Before I had kids, I heard stories about moms who felt guilty, lonely, and inadequate, and I wondered what it was about having kids that kills self-confidence. Oh yeah, it's that part where you are completely responsible for the well-being of another human. Talk about a heavy burden! However, I couldn't blame my kids for my mental state. At the end of the day, it was my own thoughts filling me with self-doubt.
So I quit.
Don't worry, I didn't quit parenting. I quit engaging in all those counterproductive behaviors that were driving me nuts. What a liberating feeling, knowing that you hold the power to quit feeling inadequate, quit feeling judged, and quit feeling stretched too thin. In fact, I want us all to become quitters together. If you're ready to quit with me, this is where you can start.
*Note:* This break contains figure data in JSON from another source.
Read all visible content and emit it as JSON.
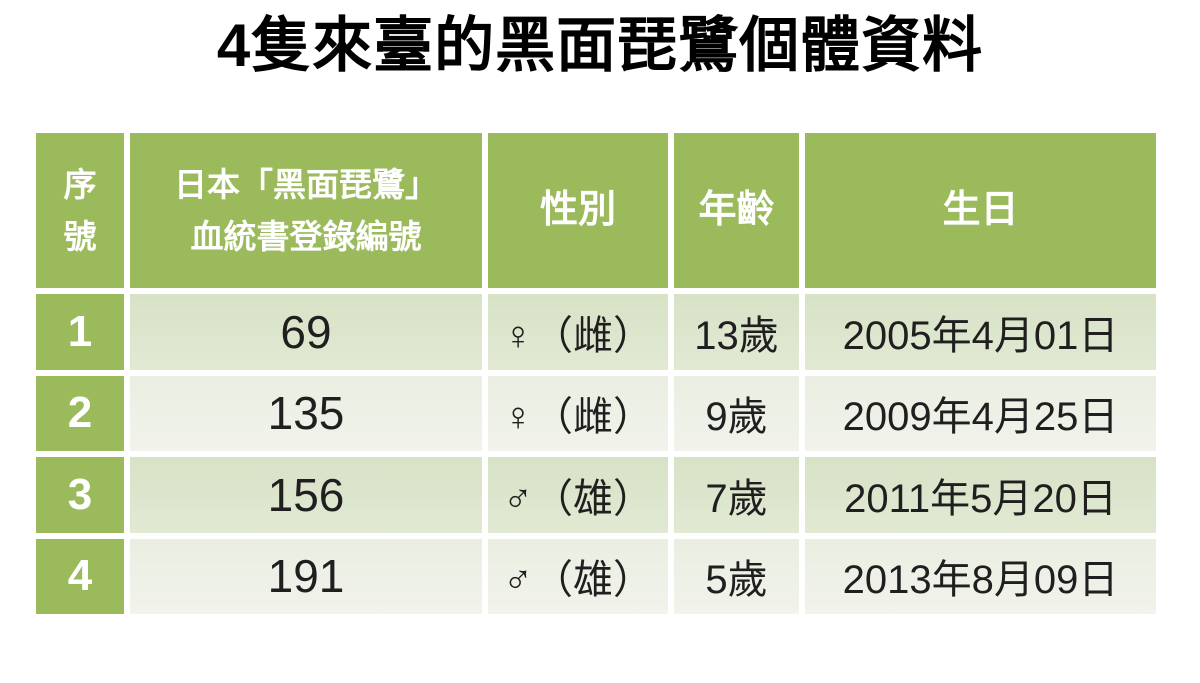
{
  "title": "4隻來臺的黑面琵鷺個體資料",
  "colors": {
    "accent_green": "#9BBA5C",
    "row_band_dark": "#DAE4CA",
    "row_band_light": "#EDF1E6",
    "header_text": "#FFFFFF",
    "body_text": "#1F1F1F",
    "background": "#FFFFFF"
  },
  "table": {
    "headers": [
      {
        "lines": [
          "序",
          "號"
        ]
      },
      {
        "lines": [
          "日本「黑面琵鷺」",
          "血統書登錄編號"
        ]
      },
      {
        "lines": [
          "性別"
        ]
      },
      {
        "lines": [
          "年齡"
        ]
      },
      {
        "lines": [
          "生日"
        ]
      }
    ],
    "rows": [
      {
        "serial": "1",
        "pedigree_no": "69",
        "sex": "♀（雌）",
        "age": "13歲",
        "birthday": "2005年4月01日"
      },
      {
        "serial": "2",
        "pedigree_no": "135",
        "sex": "♀（雌）",
        "age": "9歲",
        "birthday": "2009年4月25日"
      },
      {
        "serial": "3",
        "pedigree_no": "156",
        "sex": "♂（雄）",
        "age": "7歲",
        "birthday": "2011年5月20日"
      },
      {
        "serial": "4",
        "pedigree_no": "191",
        "sex": "♂（雄）",
        "age": "5歲",
        "birthday": "2013年8月09日"
      }
    ]
  }
}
The mommy wars exist for one sole purpose — because we need to feel that we're doing something right. That all starts with comparison. If we only understood how little others thought about us, we might realize how silly it is to measure our worth against anyone else. The mother down the street doesn't care how I birth, feed, or discipline my children because she's too busy worrying about how to do those things for her kids. And, if she does get all judgy, I don't want her around me anyway.
Just stop! Stop worrying about what other people are doing in their own homes. It's none of your concern. As long as you and your kids are happy, you're doing fine.
Quit over committing
There are only so many hours in the day, and you don't have to fill up every single one with busy work. Does shuttling kids around town make you _feel productive, or do you think it makes you __look___ productive? Those are two very different concepts. Over scheduling your family does not make you super-mom; it only leads to burnout for you and your kids.
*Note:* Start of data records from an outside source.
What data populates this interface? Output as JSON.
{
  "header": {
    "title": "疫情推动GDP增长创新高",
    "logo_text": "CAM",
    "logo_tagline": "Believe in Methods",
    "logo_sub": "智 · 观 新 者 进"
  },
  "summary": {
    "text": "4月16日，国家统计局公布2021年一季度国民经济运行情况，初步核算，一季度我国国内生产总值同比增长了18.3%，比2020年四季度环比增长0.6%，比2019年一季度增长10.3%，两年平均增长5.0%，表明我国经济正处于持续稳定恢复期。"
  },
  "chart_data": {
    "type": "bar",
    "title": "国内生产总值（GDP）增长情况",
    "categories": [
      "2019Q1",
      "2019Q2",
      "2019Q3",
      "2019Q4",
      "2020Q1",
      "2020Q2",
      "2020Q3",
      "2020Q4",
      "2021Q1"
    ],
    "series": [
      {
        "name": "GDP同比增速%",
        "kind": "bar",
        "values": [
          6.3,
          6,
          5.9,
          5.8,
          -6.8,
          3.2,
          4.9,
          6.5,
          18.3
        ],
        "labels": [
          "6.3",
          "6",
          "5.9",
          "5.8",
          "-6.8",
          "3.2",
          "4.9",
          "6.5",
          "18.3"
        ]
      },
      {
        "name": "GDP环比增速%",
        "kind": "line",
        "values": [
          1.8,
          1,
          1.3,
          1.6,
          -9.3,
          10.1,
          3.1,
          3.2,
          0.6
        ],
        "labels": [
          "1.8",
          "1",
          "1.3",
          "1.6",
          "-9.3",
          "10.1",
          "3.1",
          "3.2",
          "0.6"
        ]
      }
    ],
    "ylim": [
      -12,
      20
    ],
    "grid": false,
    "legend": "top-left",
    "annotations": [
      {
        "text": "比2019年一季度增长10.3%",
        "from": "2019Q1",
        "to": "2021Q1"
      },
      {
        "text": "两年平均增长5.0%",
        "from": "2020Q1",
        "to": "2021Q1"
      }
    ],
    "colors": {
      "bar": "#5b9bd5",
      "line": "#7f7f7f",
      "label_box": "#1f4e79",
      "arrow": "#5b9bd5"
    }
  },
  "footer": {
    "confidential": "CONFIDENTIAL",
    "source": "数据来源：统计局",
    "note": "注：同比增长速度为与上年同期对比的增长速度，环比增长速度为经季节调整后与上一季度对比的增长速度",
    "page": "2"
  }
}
Give it a rest and cut back. Everyone needs downtime each day, so build that into your schedule. Pick and choose the activities that mean the most to your family, and stick with it. No need to go overboard.
Quit feeling guilty
No one comes to parenting with the intent to screw up their kids, and lucky for us, kids are remarkably resilient. Who cares if you don't parent by the book or take every piece of advice? Belt it like Elsa and make Let It Go your new mantra for life. Kids ate cereal for breakfast? Let it go. Stack of dirty dishes in the sink? Let it go. Preschooler who still isn't potty trained? Let it go.
Beating ourselves up only makes life harder. If you are trying, you are good enough. No one is perfect, and the best any of us can hope for is being good enough.
Quit insisting everyone like you
I find I'm my most miserable when I'm acting like a teenager. In the real world, there is no homecoming queen, and no one cares who you eat lunch with. For a people pleaser like me, that concept is hard to grasp. We all come with our own likes and dislikes, so it's unrealistic to think that every person you meet will fall in love with your inherent charm and winning personality.
In fact, if everyone likes you, chances are that you're hiding your true self from the world. Take a risk and stand up for what you believe in, even if it makes you unpopular. I would rather be interesting than universally liked any day.
Moms, we have better things to do than play head games with ourselves. We have children to raise, and those kids need us emotionally present and available. It's not easy getting past our insecurities, but it is oh so worth it in the end. Go on — be a quitter. I bet you'll surprise yourself with all the things you'll gain.